UGA calls stem cell burger ‘not economically possible’
An innovation in the form of a hamburger grown from stem cells opens the door to new possibilities in food production.
On Aug. 5, a press conference in London revealed the world’s first hamburger created from stem cells. The cells were taken from the muscle tissue of a cow.
The project took more than two months to grow and cost over $300,000, the funding being provided by Google co-founder Sergey Brin. The purpose of the project, according to an article by BBC News, is to create an alternative form of food production to help deal with the ever growing population of the world.
But University of Georgia researchers say it may not be practical to bring such a development to campus.
There have been criticisms cited with the development of the burger, specifically the cost and time it takes to create a single patty of meat.
Franklin West, an assistant professor at the Regenerative Bioscience Center at UGA, said the concept of a stem cell created burger was interesting, but impractical.
“The amount of resources and cost are not economically possible,” West said. “Just the food for the cell alone would cost thousands.”
West also said that cost of creating the burger could be better spent toward other forms of stem cell research and that if so much money was going to be spent on muscle tissue, it would be better spent on a soldier injured in a place like Iraq.
On the subject of whether the stem cell burger could ever appear on a restaurant or dining hall’s menu, the topic still requires more time before coming to a conclusion for most.

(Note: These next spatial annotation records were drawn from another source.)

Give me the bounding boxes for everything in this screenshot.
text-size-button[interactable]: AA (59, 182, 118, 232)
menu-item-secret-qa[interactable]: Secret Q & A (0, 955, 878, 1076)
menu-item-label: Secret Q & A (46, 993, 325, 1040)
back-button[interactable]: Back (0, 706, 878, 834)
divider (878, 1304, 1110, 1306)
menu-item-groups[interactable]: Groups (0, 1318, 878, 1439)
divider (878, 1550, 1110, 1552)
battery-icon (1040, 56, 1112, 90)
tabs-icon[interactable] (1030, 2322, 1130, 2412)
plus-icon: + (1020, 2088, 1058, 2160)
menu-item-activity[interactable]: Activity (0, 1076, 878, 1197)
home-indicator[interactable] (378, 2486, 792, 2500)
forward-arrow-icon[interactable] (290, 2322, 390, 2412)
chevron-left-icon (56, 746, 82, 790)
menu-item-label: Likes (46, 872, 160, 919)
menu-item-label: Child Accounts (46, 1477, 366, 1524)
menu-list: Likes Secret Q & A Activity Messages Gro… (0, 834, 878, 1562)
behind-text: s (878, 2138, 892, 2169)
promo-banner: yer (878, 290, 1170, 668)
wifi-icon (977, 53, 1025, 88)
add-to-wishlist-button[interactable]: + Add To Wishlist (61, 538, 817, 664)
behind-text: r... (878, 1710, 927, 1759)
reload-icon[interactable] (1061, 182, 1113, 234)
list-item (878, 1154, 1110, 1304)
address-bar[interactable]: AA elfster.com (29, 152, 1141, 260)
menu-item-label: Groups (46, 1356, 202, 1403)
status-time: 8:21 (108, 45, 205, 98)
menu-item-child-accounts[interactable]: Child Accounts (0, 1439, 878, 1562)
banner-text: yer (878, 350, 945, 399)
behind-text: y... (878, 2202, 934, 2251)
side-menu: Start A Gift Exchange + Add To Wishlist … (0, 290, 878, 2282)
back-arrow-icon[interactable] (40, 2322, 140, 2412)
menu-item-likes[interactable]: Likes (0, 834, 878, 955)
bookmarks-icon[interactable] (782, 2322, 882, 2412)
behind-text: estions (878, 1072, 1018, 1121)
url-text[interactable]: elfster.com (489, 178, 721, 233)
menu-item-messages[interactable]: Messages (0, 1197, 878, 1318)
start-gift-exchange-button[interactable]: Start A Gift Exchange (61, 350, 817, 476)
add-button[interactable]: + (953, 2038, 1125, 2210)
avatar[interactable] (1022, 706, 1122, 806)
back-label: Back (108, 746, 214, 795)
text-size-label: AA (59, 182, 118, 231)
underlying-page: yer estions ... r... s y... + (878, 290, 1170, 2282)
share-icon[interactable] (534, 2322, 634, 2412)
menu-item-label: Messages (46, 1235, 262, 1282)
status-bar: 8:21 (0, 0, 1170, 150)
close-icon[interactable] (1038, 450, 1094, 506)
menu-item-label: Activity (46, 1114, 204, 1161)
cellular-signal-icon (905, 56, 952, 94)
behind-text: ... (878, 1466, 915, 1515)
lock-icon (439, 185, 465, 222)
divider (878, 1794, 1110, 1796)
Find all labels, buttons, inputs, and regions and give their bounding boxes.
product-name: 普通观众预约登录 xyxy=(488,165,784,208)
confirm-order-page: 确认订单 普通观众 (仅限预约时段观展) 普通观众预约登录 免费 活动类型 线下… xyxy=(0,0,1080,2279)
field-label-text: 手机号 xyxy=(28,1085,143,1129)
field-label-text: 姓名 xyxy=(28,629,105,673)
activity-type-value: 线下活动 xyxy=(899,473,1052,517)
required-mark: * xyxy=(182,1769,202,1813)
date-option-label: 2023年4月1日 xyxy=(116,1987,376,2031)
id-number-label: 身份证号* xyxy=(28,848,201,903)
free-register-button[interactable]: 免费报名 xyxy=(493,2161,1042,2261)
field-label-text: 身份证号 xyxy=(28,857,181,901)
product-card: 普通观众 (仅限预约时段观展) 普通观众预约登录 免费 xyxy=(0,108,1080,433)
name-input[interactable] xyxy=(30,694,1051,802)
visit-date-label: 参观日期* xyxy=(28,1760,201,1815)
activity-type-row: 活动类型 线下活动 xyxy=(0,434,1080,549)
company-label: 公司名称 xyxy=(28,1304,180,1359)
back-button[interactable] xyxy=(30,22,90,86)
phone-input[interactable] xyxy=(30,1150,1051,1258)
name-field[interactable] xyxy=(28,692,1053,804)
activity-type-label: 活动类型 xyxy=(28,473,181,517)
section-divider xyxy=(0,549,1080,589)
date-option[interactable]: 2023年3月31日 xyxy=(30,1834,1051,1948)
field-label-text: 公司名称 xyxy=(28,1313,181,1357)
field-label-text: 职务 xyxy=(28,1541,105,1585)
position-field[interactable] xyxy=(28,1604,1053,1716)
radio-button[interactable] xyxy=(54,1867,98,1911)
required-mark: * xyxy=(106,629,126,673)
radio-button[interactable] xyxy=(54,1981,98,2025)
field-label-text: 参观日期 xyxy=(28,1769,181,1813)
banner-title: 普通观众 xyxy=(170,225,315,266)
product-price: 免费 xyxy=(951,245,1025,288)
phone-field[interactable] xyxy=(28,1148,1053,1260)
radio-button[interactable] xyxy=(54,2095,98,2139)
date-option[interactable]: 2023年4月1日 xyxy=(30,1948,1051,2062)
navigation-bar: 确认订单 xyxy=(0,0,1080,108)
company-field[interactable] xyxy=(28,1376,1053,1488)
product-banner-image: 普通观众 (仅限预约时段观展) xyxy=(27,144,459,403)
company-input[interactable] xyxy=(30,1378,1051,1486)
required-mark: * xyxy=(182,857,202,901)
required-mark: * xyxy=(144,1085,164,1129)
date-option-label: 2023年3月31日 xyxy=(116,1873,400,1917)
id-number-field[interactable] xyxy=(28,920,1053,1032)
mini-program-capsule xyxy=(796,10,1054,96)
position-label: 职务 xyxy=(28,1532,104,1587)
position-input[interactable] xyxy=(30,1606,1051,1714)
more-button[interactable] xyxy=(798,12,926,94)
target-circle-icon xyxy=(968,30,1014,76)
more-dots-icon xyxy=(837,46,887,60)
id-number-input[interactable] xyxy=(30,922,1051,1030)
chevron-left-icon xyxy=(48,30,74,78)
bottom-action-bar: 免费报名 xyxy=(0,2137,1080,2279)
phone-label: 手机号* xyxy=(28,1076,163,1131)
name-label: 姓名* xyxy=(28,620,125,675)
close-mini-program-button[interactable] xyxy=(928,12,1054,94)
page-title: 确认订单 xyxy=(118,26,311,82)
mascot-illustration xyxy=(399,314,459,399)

Bryan Varin, associate director of meal plan operations in UGA Food Services, said the most important part of anything that appears on UGA is whether it meets nutritional standards. Varin said all of the food that food services uses come from reputable sources and must undergo a thorough process of identification.
When asked if UGA would ever consider adding a stem cell created burger to the dining hall menu, Varin said there is not enough information on the new product to make that sort of decision.
“It all seems like new technology and something we’d want to learn more about. But we wouldn’t want to test it.” Varin said. “Ten to 20 years from now, maybe, but, as it stands right now, we’re proud of what we have.”
Jeanne Fry, executive director of food services at UGA, echoed Varin’s sentiment.
“It depends on the nutritional quality of the project,” Fry said. “We like to be cutting edge, but maybe not that cutting edge.”